ABSTRACT
Using 1437 samples of Ciprofloxacin from 18 low-to-middle-income countries, we aim to understand the role that regulation and distribution channel have played in signaling and ensuring drug safety. According to the World Health Organization, some poor quality drugs are deliberately and fraudulently mislabeled with respect to identity or source while others can have incorrect quantities of active ingredient as a result of manufacturing error or poor storage. Given the difficulty to prove “intent to deceive”, we classify poor quality drugs as counterfeit if they fail a visual check or contain zero correct active ingredient, and as substandard if they pass the visual check and contain some but less than 80% of the correct active ingredient.

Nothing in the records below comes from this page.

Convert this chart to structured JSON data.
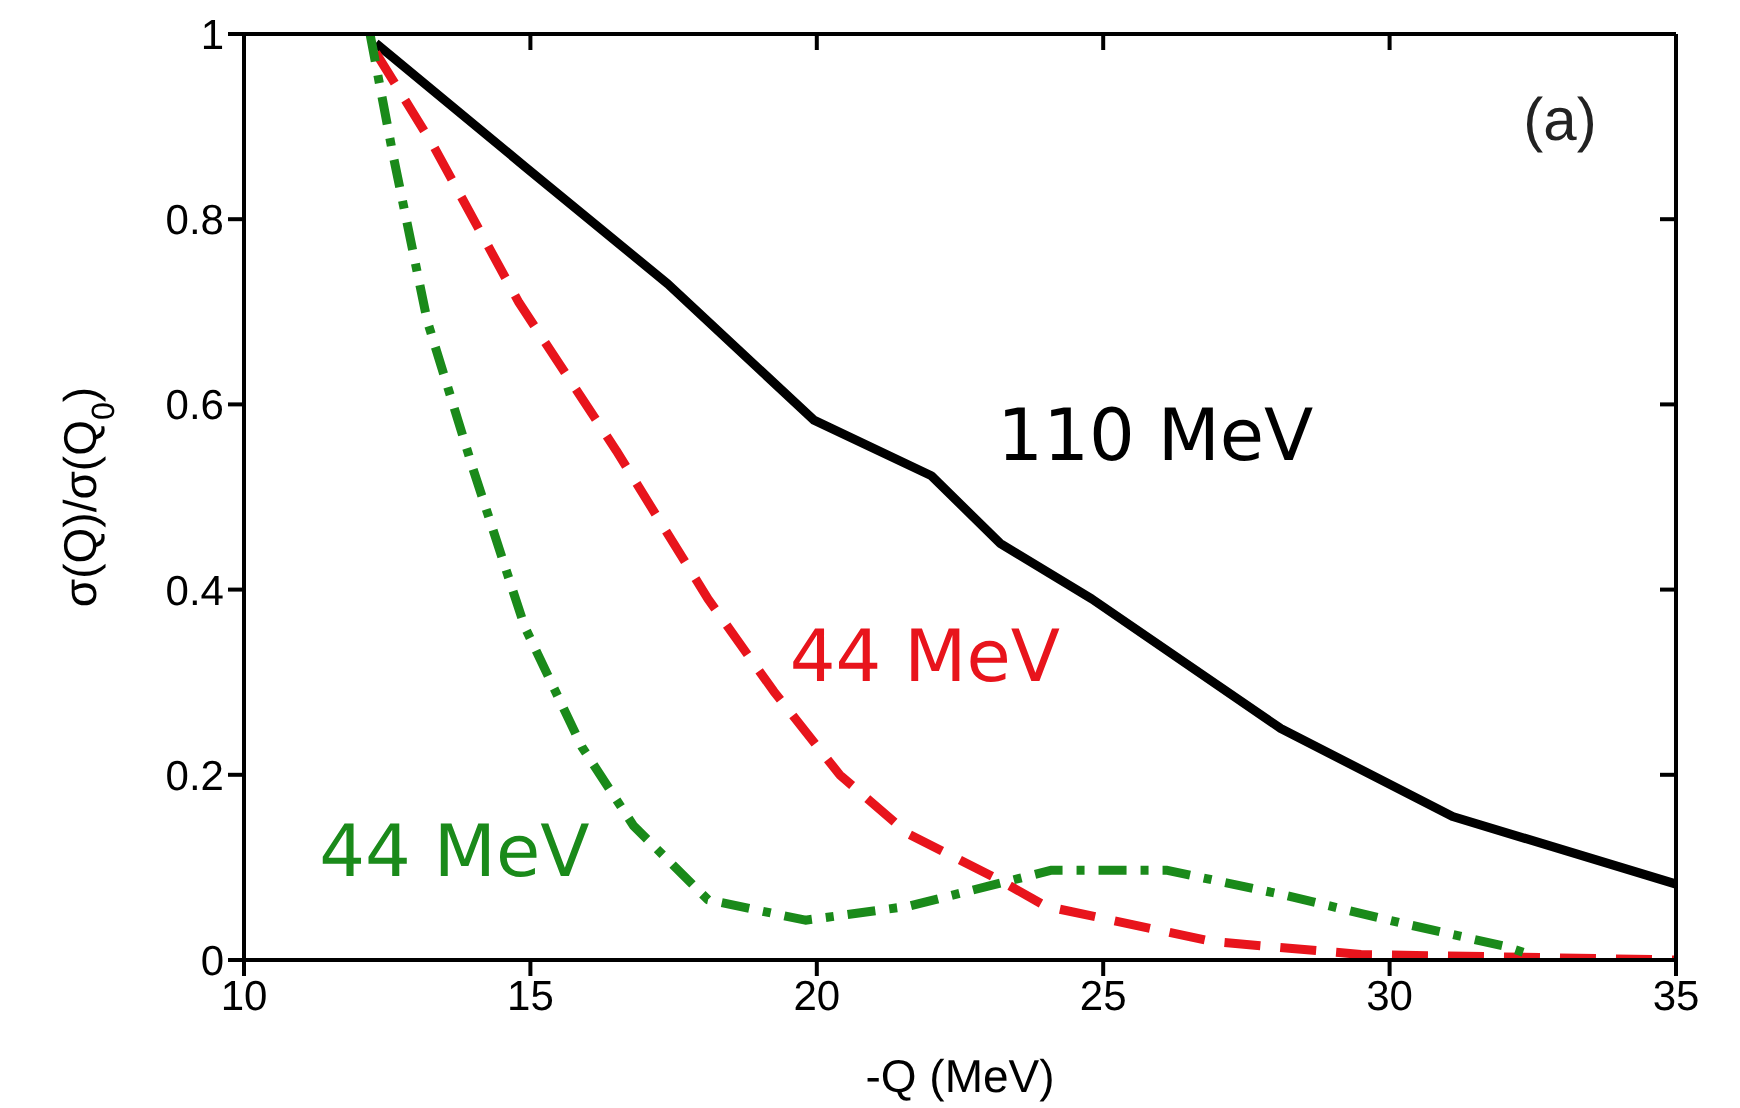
{
  "chart_data": {
    "type": "line",
    "xlabel": "-Q (MeV)",
    "ylabel": "σ(Q)/σ(Q$_{0}$)",
    "xlim": [
      10,
      35
    ],
    "ylim": [
      0,
      1
    ],
    "xticks": [
      10,
      15,
      20,
      25,
      30,
      35
    ],
    "yticks": [
      0,
      0.2,
      0.4,
      0.6,
      0.8,
      1
    ],
    "grid": false,
    "legend": false,
    "marker": "none",
    "annotations": [
      "(a)"
    ],
    "series": [
      {
        "name": "110 MeV",
        "color": "#000000",
        "line_style": "solid",
        "x": [
          12.3,
          14.9,
          17.4,
          19.95,
          22.0,
          23.2,
          24.8,
          28.1,
          31.1,
          35
        ],
        "values": [
          0.99,
          0.857,
          0.73,
          0.583,
          0.523,
          0.45,
          0.39,
          0.25,
          0.155,
          0.082
        ]
      },
      {
        "name": "44 MeV",
        "color": "#e8141c",
        "line_style": "dashed",
        "x": [
          12.3,
          13.3,
          14.8,
          16.5,
          18.1,
          19.25,
          20.4,
          21.6,
          23.2,
          24,
          26.9,
          29.5,
          35
        ],
        "values": [
          0.98,
          0.88,
          0.71,
          0.55,
          0.39,
          0.29,
          0.2,
          0.136,
          0.086,
          0.058,
          0.02,
          0.006,
          0
        ]
      },
      {
        "name": "44 MeV",
        "color": "#1a8a1a",
        "line_style": "dashdot",
        "x": [
          12.2,
          12.6,
          13.2,
          14.0,
          14.9,
          15.9,
          16.8,
          18.1,
          19.8,
          21.6,
          24.1,
          26.1,
          28.1,
          30.2,
          32.0,
          32.5
        ],
        "values": [
          1,
          0.87,
          0.69,
          0.53,
          0.36,
          0.23,
          0.145,
          0.065,
          0.043,
          0.058,
          0.097,
          0.097,
          0.071,
          0.04,
          0.015,
          0.005
        ]
      }
    ]
  }
}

Following the Global Pharma Health Fund e.V. Minilab® protocol, we find 9.88% of samples are poor quality and 41.5% of the failures are counterfeits. Both product registration and chain affiliation if retailers are strong indicators of higher probability to pass in the Minilab test and higher retail price. Conditional on quality failures, chain affiliation is more likely to indicate substandard while product registration with local government is more likely to indicate counterfeit. In other words, registered products are more likely to be targeted by counterfeiters. Furthermore, substandard drugs are priced much lower than comparable generics in the same city but counterfeits offer almost no discount from the targeted genuine version. These findings have important implications for both consumers and policy makers.